SolanaVM implementation

The implementation of SolanaVM is similar to the implementation of MultiVM, but with a small additional wrapper that takes responsibility for managing solana-specific storage. In the Solana blockchain, transaction execution occurs in parallel. However, with parallel execution, there is always a risk that different transactions will write data to the same storage location, which can lead to incorrect final results. Therefore, in Solana, developers must explicitly specify whether a transaction will only read or read/write from a specific storage area. This is exactly what the wrapper does: it adapts the format of the transaction received from the user into a format that SolanaVM can process.

It is worth noting that despite the support for parallel execution in SolanaVM, it is not possible to make a parallel execution in our system because ZK proof generation is a sequential process. The generation of the second ZK proof cannot begin until the first ZK proof is generated. Parallelization can only be applied to the generation of one proof, but not for different proofs.

Cross-VM calls

In a system with multiple communicating VMs, several technical challenges arise. The primary bottleneck is the cross-contract calls from one VM to another. This presents a potential vulnerability where a malicious node can pass incorrect arguments to the called contract via the runtime. Since this falls outside the scope of zero-knowledge proofs, it becomes impossible to detect during proof verification, which only verifies that “given input data results in such output data.” While this issue may be caught at the consensus stage when distinguishing between legitimate and unscrupulous nodes, an additional layer of protection is still necessary.

The proposed solution suggests expanding the receipt’s data to include not only the merkle root from the states but also all information about cross-contract calls.
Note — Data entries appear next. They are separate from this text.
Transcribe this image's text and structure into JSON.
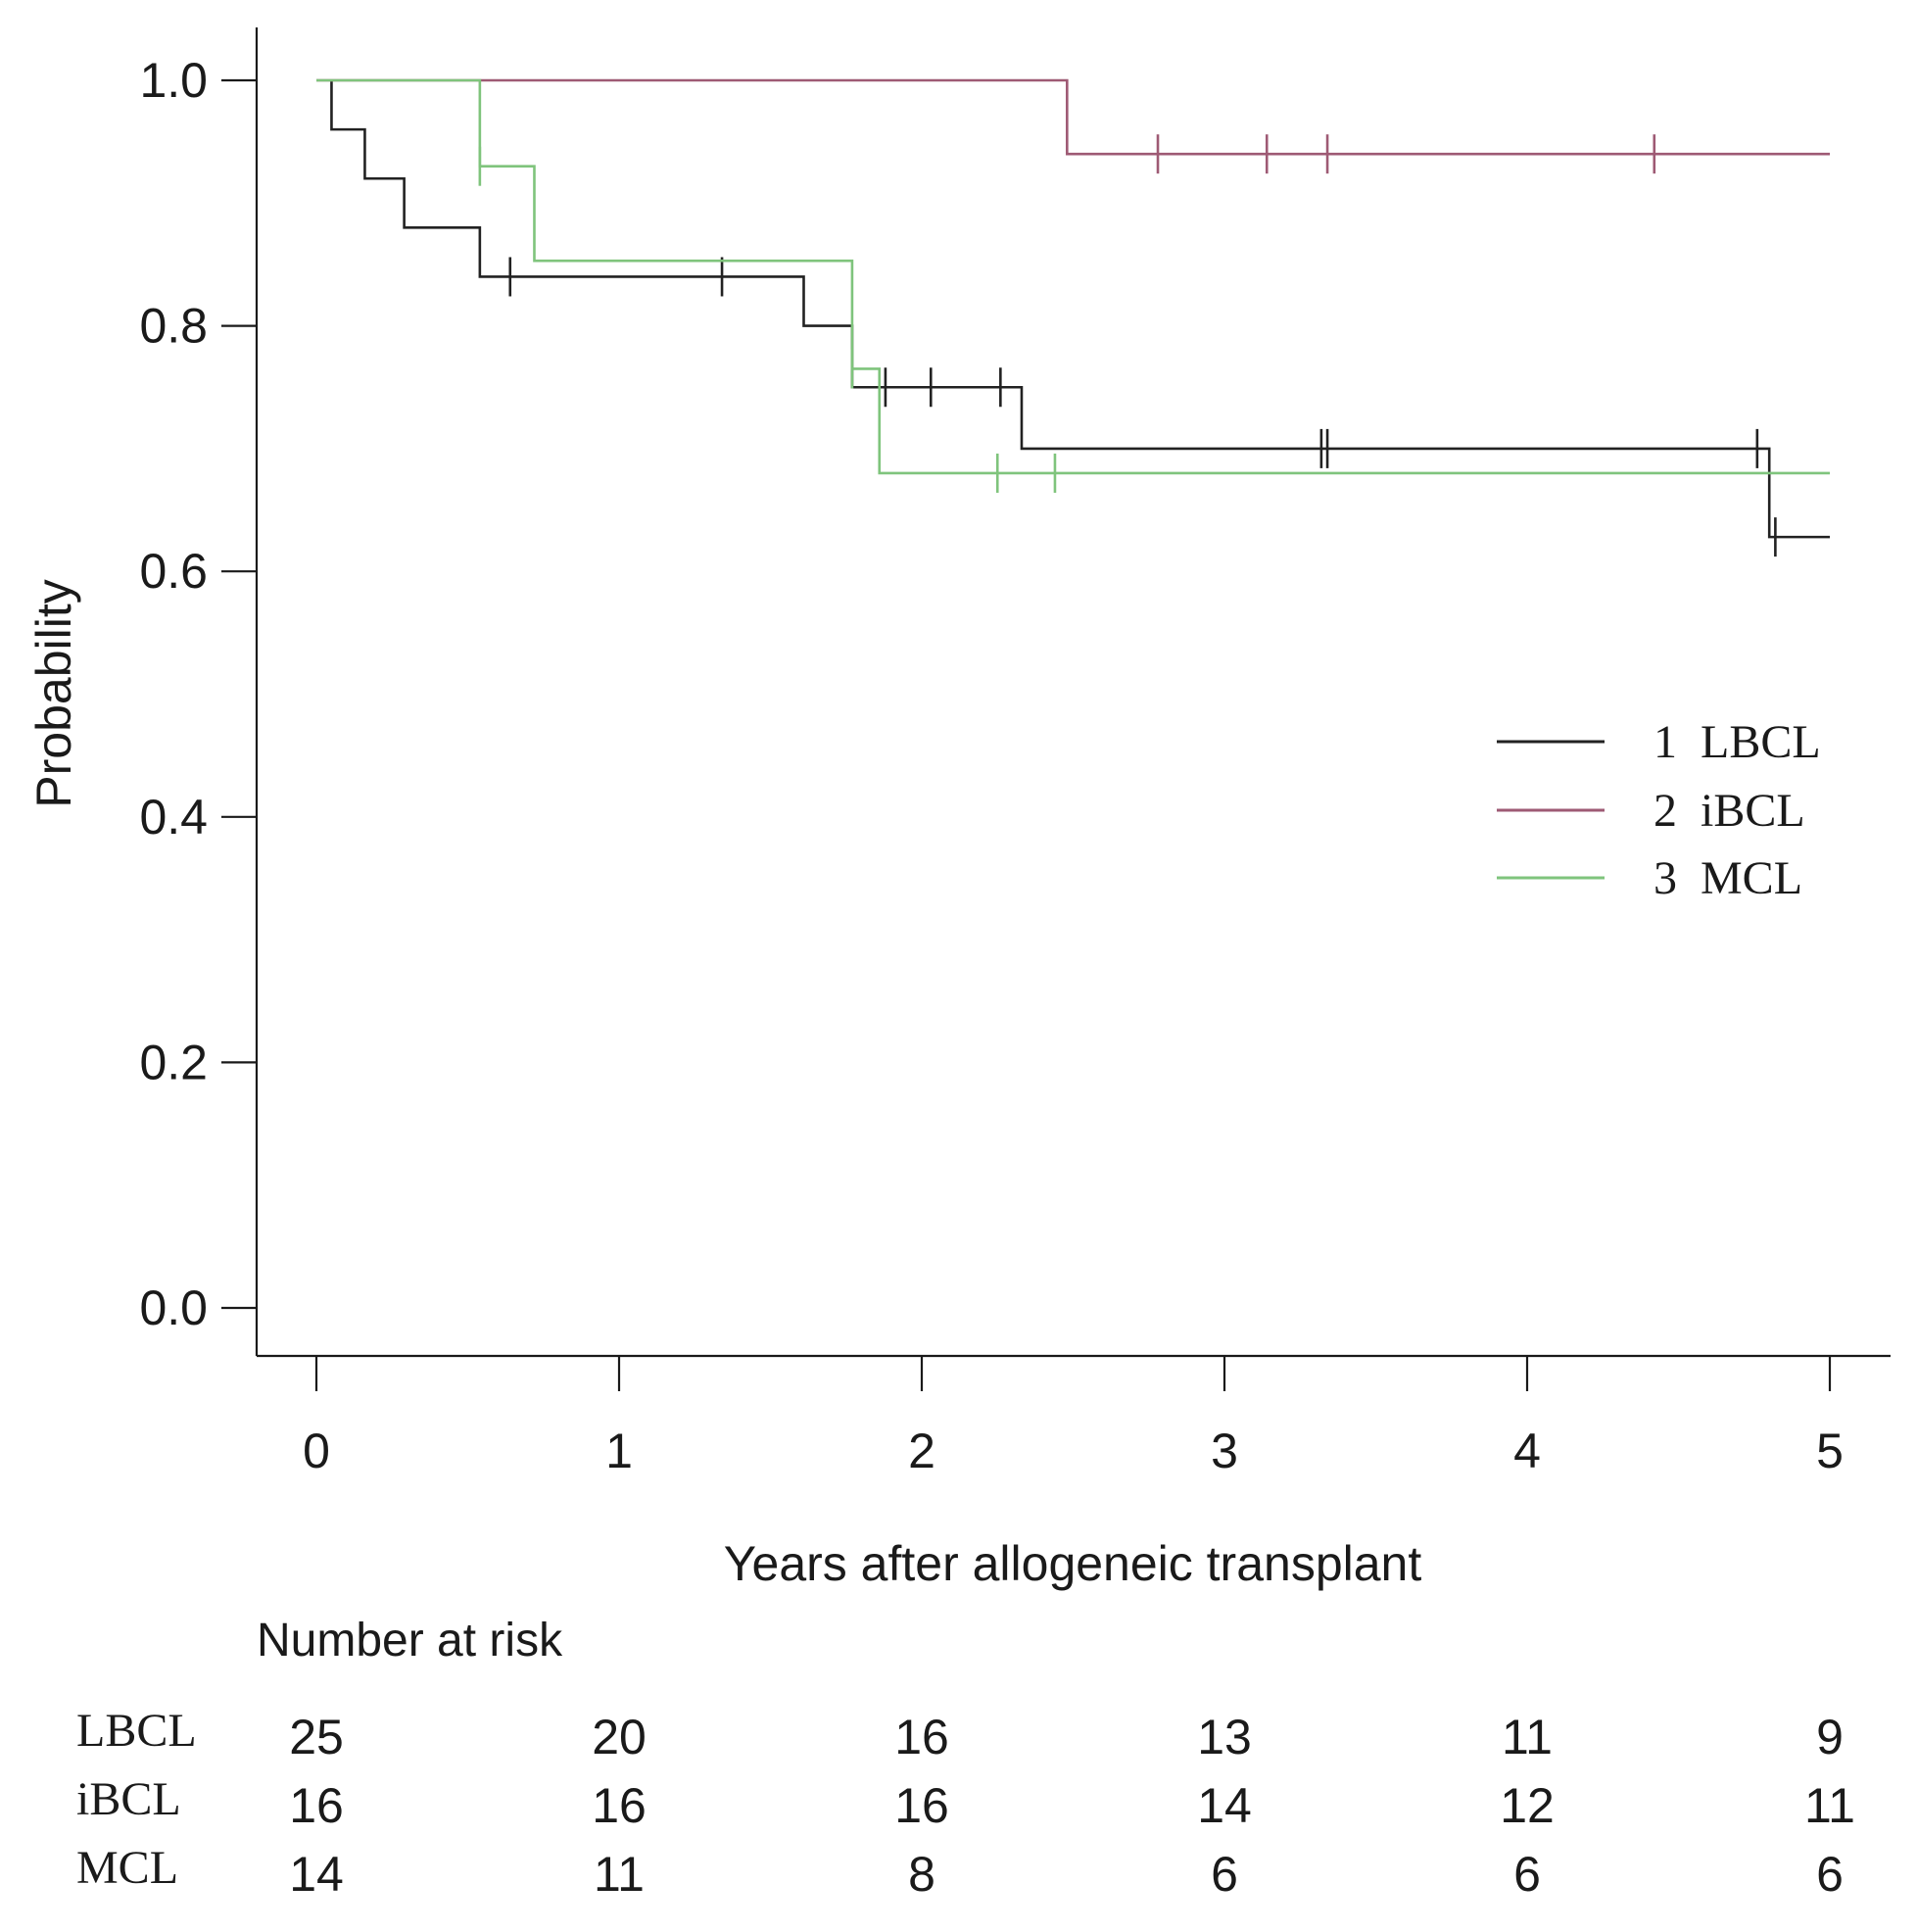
{
  "chart_data": {
    "type": "line",
    "subtype": "kaplan-meier",
    "title": "",
    "xlabel": "Years after allogeneic transplant",
    "ylabel": "Probability",
    "xlim": [
      0,
      5
    ],
    "ylim": [
      0,
      1
    ],
    "x_ticks": [
      0,
      1,
      2,
      3,
      4,
      5
    ],
    "y_ticks": [
      0.0,
      0.2,
      0.4,
      0.6,
      0.8,
      1.0
    ],
    "x_tick_labels": [
      "0",
      "1",
      "2",
      "3",
      "4",
      "5"
    ],
    "y_tick_labels": [
      "0.0",
      "0.2",
      "0.4",
      "0.6",
      "0.8",
      "1.0"
    ],
    "legend_position": "right-middle",
    "series": [
      {
        "name": "LBCL",
        "legend_label": "1  LBCL",
        "color": "#222222",
        "start": 0.05,
        "end": 5.0,
        "steps": [
          {
            "x": 0.05,
            "y": 1.0
          },
          {
            "x": 0.05,
            "y": 0.96
          },
          {
            "x": 0.16,
            "y": 0.92
          },
          {
            "x": 0.29,
            "y": 0.88
          },
          {
            "x": 0.54,
            "y": 0.84
          },
          {
            "x": 1.61,
            "y": 0.8
          },
          {
            "x": 1.77,
            "y": 0.75
          },
          {
            "x": 2.33,
            "y": 0.7
          },
          {
            "x": 4.8,
            "y": 0.628
          }
        ],
        "censored": [
          0.64,
          1.34,
          1.88,
          2.03,
          2.26,
          3.32,
          3.34,
          4.76,
          4.82
        ]
      },
      {
        "name": "iBCL",
        "legend_label": "2  iBCL",
        "color": "#9e5a74",
        "start": 0.0,
        "end": 5.0,
        "steps": [
          {
            "x": 0.0,
            "y": 1.0
          },
          {
            "x": 2.48,
            "y": 0.94
          }
        ],
        "censored": [
          2.78,
          3.14,
          3.34,
          4.42
        ]
      },
      {
        "name": "MCL",
        "legend_label": "3  MCL",
        "color": "#7fc47c",
        "start": 0.0,
        "end": 5.0,
        "steps": [
          {
            "x": 0.0,
            "y": 1.0
          },
          {
            "x": 0.54,
            "y": 0.93
          },
          {
            "x": 0.72,
            "y": 0.853
          },
          {
            "x": 1.77,
            "y": 0.765
          },
          {
            "x": 1.86,
            "y": 0.68
          }
        ],
        "censored": [
          0.54,
          1.77,
          2.25,
          2.44
        ]
      }
    ],
    "risk_table": {
      "title": "Number at risk",
      "times": [
        0,
        1,
        2,
        3,
        4,
        5
      ],
      "rows": [
        {
          "label": "LBCL",
          "values": [
            "25",
            "20",
            "16",
            "13",
            "11",
            "9"
          ]
        },
        {
          "label": "iBCL",
          "values": [
            "16",
            "16",
            "16",
            "14",
            "12",
            "11"
          ]
        },
        {
          "label": "MCL",
          "values": [
            "14",
            "11",
            "8",
            "6",
            "6",
            "6"
          ]
        }
      ]
    }
  }
}
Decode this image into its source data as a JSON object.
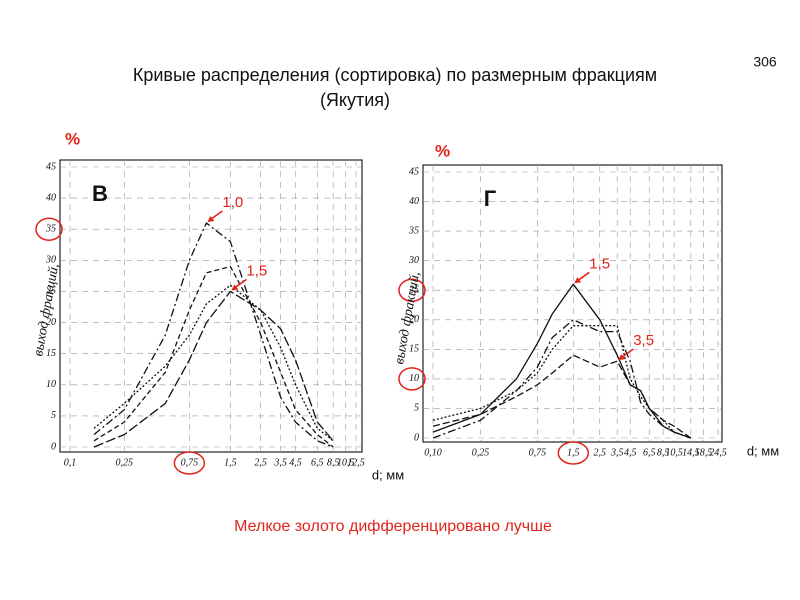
{
  "page_number": "306",
  "title": "Кривые распределения (сортировка) по размерным фракциям",
  "subtitle": "(Якутия)",
  "note": "Мелкое золото дифференцировано лучше",
  "chart_data": [
    {
      "type": "line",
      "panel_label": "В",
      "unit": "%",
      "ylabel": "выход фракций,",
      "xlabel": "d; мм",
      "xlog": true,
      "grid": true,
      "color": "#111111",
      "annotation_color": "#e2231a",
      "xlim": [
        0.1,
        12.5
      ],
      "xticks": [
        {
          "value": 0.1,
          "label": "0,1"
        },
        {
          "value": 0.25,
          "label": "0,25"
        },
        {
          "value": 0.75,
          "label": "0,75",
          "circled": true
        },
        {
          "value": 1.5,
          "label": "1,5"
        },
        {
          "value": 2.5,
          "label": "2,5"
        },
        {
          "value": 3.5,
          "label": "3,5"
        },
        {
          "value": 4.5,
          "label": "4,5"
        },
        {
          "value": 6.5,
          "label": "6,5"
        },
        {
          "value": 8.5,
          "label": "8,5"
        },
        {
          "value": 10.5,
          "label": "10,5"
        },
        {
          "value": 12.5,
          "label": "12,5"
        }
      ],
      "ylim": [
        0,
        45
      ],
      "yticks": [
        0,
        5,
        10,
        15,
        20,
        25,
        30,
        {
          "value": 35,
          "label": "35",
          "circled": true
        },
        40,
        45
      ],
      "x": [
        0.15,
        0.25,
        0.5,
        0.75,
        1,
        1.5,
        2.5,
        3.5,
        4.5,
        6.5,
        8.5
      ],
      "series": [
        {
          "dash": "8 3 2 3",
          "values": [
            2,
            6,
            18,
            30,
            36,
            33,
            18,
            8,
            4,
            1,
            0
          ]
        },
        {
          "dash": "5 3",
          "values": [
            1,
            4,
            12,
            22,
            28,
            29,
            20,
            12,
            6,
            2,
            0
          ]
        },
        {
          "dash": "2 2",
          "values": [
            3,
            7,
            13,
            18,
            23,
            26,
            22,
            16,
            10,
            3,
            1
          ]
        },
        {
          "dash": "10 3",
          "values": [
            0,
            2,
            7,
            14,
            20,
            25,
            22,
            19,
            14,
            4,
            1
          ]
        }
      ],
      "annotations": [
        {
          "text": "1,0",
          "x": 1,
          "y": 36
        },
        {
          "text": "1,5",
          "x": 1.5,
          "y": 25
        }
      ]
    },
    {
      "type": "line",
      "panel_label": "Г",
      "unit": "%",
      "ylabel": "выход фракций,",
      "xlabel": "d; мм",
      "xlog": true,
      "grid": true,
      "color": "#111111",
      "annotation_color": "#e2231a",
      "xlim": [
        0.1,
        24.5
      ],
      "xticks": [
        {
          "value": 0.1,
          "label": "0,10"
        },
        {
          "value": 0.25,
          "label": "0,25"
        },
        {
          "value": 0.75,
          "label": "0,75"
        },
        {
          "value": 1.5,
          "label": "1,5",
          "circled": true
        },
        {
          "value": 2.5,
          "label": "2,5"
        },
        {
          "value": 3.5,
          "label": "3,5"
        },
        {
          "value": 4.5,
          "label": "4,5"
        },
        {
          "value": 6.5,
          "label": "6,5"
        },
        {
          "value": 8.5,
          "label": "8,5"
        },
        {
          "value": 10.5,
          "label": "10,5"
        },
        {
          "value": 14.5,
          "label": "14,5"
        },
        {
          "value": 18.5,
          "label": "18,5"
        },
        {
          "value": 24.5,
          "label": "24,5"
        }
      ],
      "ylim": [
        0,
        45
      ],
      "yticks": [
        0,
        5,
        {
          "value": 10,
          "label": "10",
          "circled": true
        },
        15,
        20,
        {
          "value": 25,
          "label": "25",
          "circled": true
        },
        30,
        35,
        40,
        45
      ],
      "x": [
        0.1,
        0.25,
        0.5,
        0.75,
        1,
        1.5,
        2.5,
        3.5,
        4.5,
        5.5,
        6.5,
        8.5,
        10.5,
        14.5
      ],
      "series": [
        {
          "dash": "none",
          "values": [
            1,
            4,
            10,
            16,
            21,
            26,
            20,
            14,
            9,
            8,
            5,
            2,
            1,
            0
          ]
        },
        {
          "dash": "8 3 2 3",
          "values": [
            0,
            3,
            8,
            12,
            17,
            20,
            18,
            18,
            13,
            6,
            4,
            2,
            1,
            0
          ]
        },
        {
          "dash": "2 2",
          "values": [
            3,
            5,
            8,
            11,
            15,
            19,
            19,
            19,
            10,
            7,
            5,
            3,
            1,
            0
          ]
        },
        {
          "dash": "7 3",
          "values": [
            2,
            4,
            7,
            9,
            11,
            14,
            12,
            13,
            9,
            8,
            5,
            3,
            2,
            0
          ]
        }
      ],
      "annotations": [
        {
          "text": "1,5",
          "x": 1.5,
          "y": 26
        },
        {
          "text": "3,5",
          "x": 3.5,
          "y": 13
        }
      ]
    }
  ]
}
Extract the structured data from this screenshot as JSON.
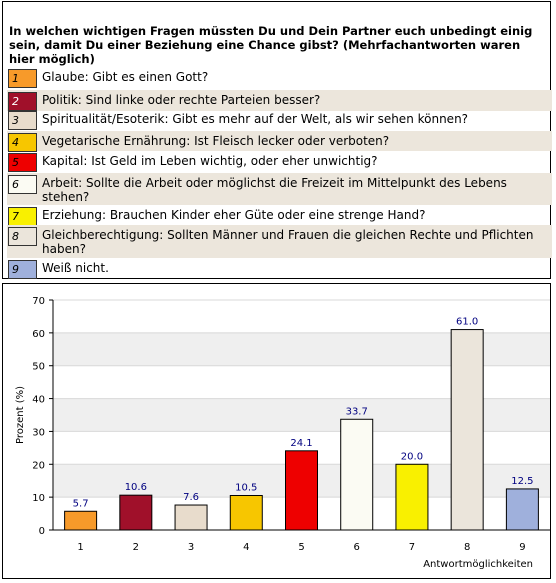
{
  "question": "In welchen wichtigen Fragen müssten Du und Dein Partner euch unbedingt einig sein, damit Du einer Beziehung eine Chance gibst? (Mehrfachantworten waren hier möglich)",
  "legend": [
    {
      "num": "1",
      "text": "Glaube: Gibt es einen Gott?",
      "color": "#f79a2a"
    },
    {
      "num": "2",
      "text": "Politik: Sind linke oder rechte Parteien besser?",
      "color": "#a0102a"
    },
    {
      "num": "3",
      "text": "Spiritualität/Esoterik: Gibt es mehr auf der Welt, als wir sehen können?",
      "color": "#e8dccc"
    },
    {
      "num": "4",
      "text": "Vegetarische Ernährung: Ist Fleisch lecker oder verboten?",
      "color": "#f7c600"
    },
    {
      "num": "5",
      "text": "Kapital: Ist Geld im Leben wichtig, oder eher unwichtig?",
      "color": "#ee0000"
    },
    {
      "num": "6",
      "text": "Arbeit: Sollte die Arbeit oder möglichst die Freizeit im Mittelpunkt des Lebens stehen?",
      "color": "#fbfbf3"
    },
    {
      "num": "7",
      "text": "Erziehung: Brauchen Kinder eher Güte oder eine strenge Hand?",
      "color": "#f9f000"
    },
    {
      "num": "8",
      "text": "Gleichberechtigung: Sollten Männer und Frauen die gleichen Rechte und Pflichten haben?",
      "color": "#ebe5db"
    },
    {
      "num": "9",
      "text": "Weiß nicht.",
      "color": "#9fb0dc"
    }
  ],
  "chart_data": {
    "type": "bar",
    "categories": [
      "1",
      "2",
      "3",
      "4",
      "5",
      "6",
      "7",
      "8",
      "9"
    ],
    "values": [
      5.7,
      10.6,
      7.6,
      10.5,
      24.1,
      33.7,
      20.0,
      61.0,
      12.5
    ],
    "value_labels": [
      "5.7",
      "10.6",
      "7.6",
      "10.5",
      "24.1",
      "33.7",
      "20.0",
      "61.0",
      "12.5"
    ],
    "colors": [
      "#f79a2a",
      "#a0102a",
      "#e8dccc",
      "#f7c600",
      "#ee0000",
      "#fbfbf3",
      "#f9f000",
      "#ebe5db",
      "#9fb0dc"
    ],
    "ylabel": "Prozent (%)",
    "xlabel": "Antwortmöglichkeiten",
    "ylim": [
      0,
      70
    ],
    "yticks": [
      "0",
      "10",
      "20",
      "30",
      "40",
      "50",
      "60",
      "70"
    ],
    "grid": true,
    "band_color": "#efefef",
    "label_color": "#000080"
  }
}
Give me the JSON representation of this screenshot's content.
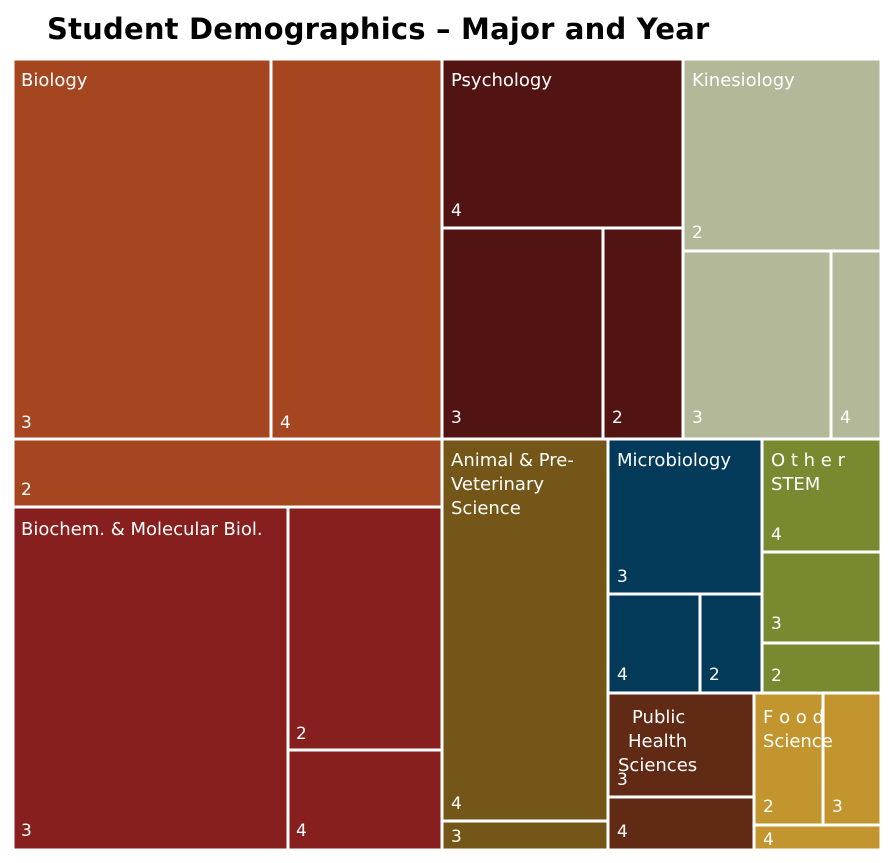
{
  "title": "Student Demographics – Major and Year",
  "chart_data": {
    "type": "treemap",
    "title": "Student Demographics – Major and Year",
    "groups": [
      {
        "major": "Biology",
        "color": "#A54621",
        "label_lines": [
          "Biology"
        ],
        "children": [
          {
            "year": "3"
          },
          {
            "year": "4"
          },
          {
            "year": "2"
          }
        ]
      },
      {
        "major": "Biochem. & Molecular Biol.",
        "color": "#861F1D",
        "label_lines": [
          "Biochem. & Molecular Biol."
        ],
        "children": [
          {
            "year": "3"
          },
          {
            "year": "2"
          },
          {
            "year": "4"
          }
        ]
      },
      {
        "major": "Psychology",
        "color": "#521413",
        "label_lines": [
          "Psychology"
        ],
        "children": [
          {
            "year": "4"
          },
          {
            "year": "3"
          },
          {
            "year": "2"
          }
        ]
      },
      {
        "major": "Kinesiology",
        "color": "#B3B898",
        "label_lines": [
          "Kinesiology"
        ],
        "children": [
          {
            "year": "2"
          },
          {
            "year": "3"
          },
          {
            "year": "4"
          }
        ]
      },
      {
        "major": "Animal & Pre-Veterinary Science",
        "color": "#745718",
        "label_lines": [
          "Animal & Pre-",
          "Veterinary",
          "Science"
        ],
        "children": [
          {
            "year": "4"
          },
          {
            "year": "3"
          }
        ]
      },
      {
        "major": "Microbiology",
        "color": "#043A59",
        "label_lines": [
          "Microbiology"
        ],
        "children": [
          {
            "year": "3"
          },
          {
            "year": "4"
          },
          {
            "year": "2"
          }
        ]
      },
      {
        "major": "Other STEM",
        "color": "#798930",
        "label_lines": [
          "O t h e r",
          "STEM"
        ],
        "children": [
          {
            "year": "4"
          },
          {
            "year": "3"
          },
          {
            "year": "2"
          }
        ]
      },
      {
        "major": "Public Health Sciences",
        "color": "#612A14",
        "label_lines": [
          "Public",
          "Health",
          "Sciences"
        ],
        "children": [
          {
            "year": "3"
          },
          {
            "year": "4"
          }
        ]
      },
      {
        "major": "Food Science",
        "color": "#C3952E",
        "label_lines": [
          "F o o d",
          "Science"
        ],
        "children": [
          {
            "year": "2"
          },
          {
            "year": "3"
          },
          {
            "year": "4"
          }
        ]
      }
    ]
  }
}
This approach would enable verification at the moment of verification, confirming that “the contract was called with specific data, received a particular final state, but in the process, it also called another contract with certain data.” Additionally, there would be proof that “another contract was called with specific input data,” allowing an on-chain verifier to easily compare the data from the two proofs for coincidence and reject any invalid transaction.

C1 = EVM.Contract()  # some contract on the EVM
C2 = MultiVM.Contract()  # some contract on the MultiVM

cc = ContractCall(method1, args1, ...)

# `contract_call()` returns `Commitment` object for the call;
# `Commitment` consists of the following fields:
	# call_hash - hash of the original/current call
	# response - result of the transaction
	# cross_calls_hashes - array of the tuples `(hash(call_hash), hash(cm))` for each cross-VM calls,
		# where call_hash - hash of the cross-VM call,
		# cm - commitment of the cross-VM call.

cm1 = user.contract_call(C1, cc)
		# this happens inside contract call `cc`
		cvmc = ContractCall(method2, args2, ...)
		cm2 = C1.cross_vm_call(C2, cvmc)

proof = cm1.prove()  # recursive generating ZK proofs for all commitments

# afterward, we verify the proofs for their validity
# and ensure the integrity of all call hashes.


By default, smart contracts on MultiVM use Borsh for serialization and deserialization of arguments. However, our SDK also provides the option to generate Ethereum Contracts ABI, enabling the contract to be called from EVM. In that case, the MultiVM contract can use both Borsh and Ethereum Contract ABI. To enable cross-VM calling from MultiVM to EVM, developers simply need to import the ABI of the contract they wish to interact with, and our SDK will assist with the rest.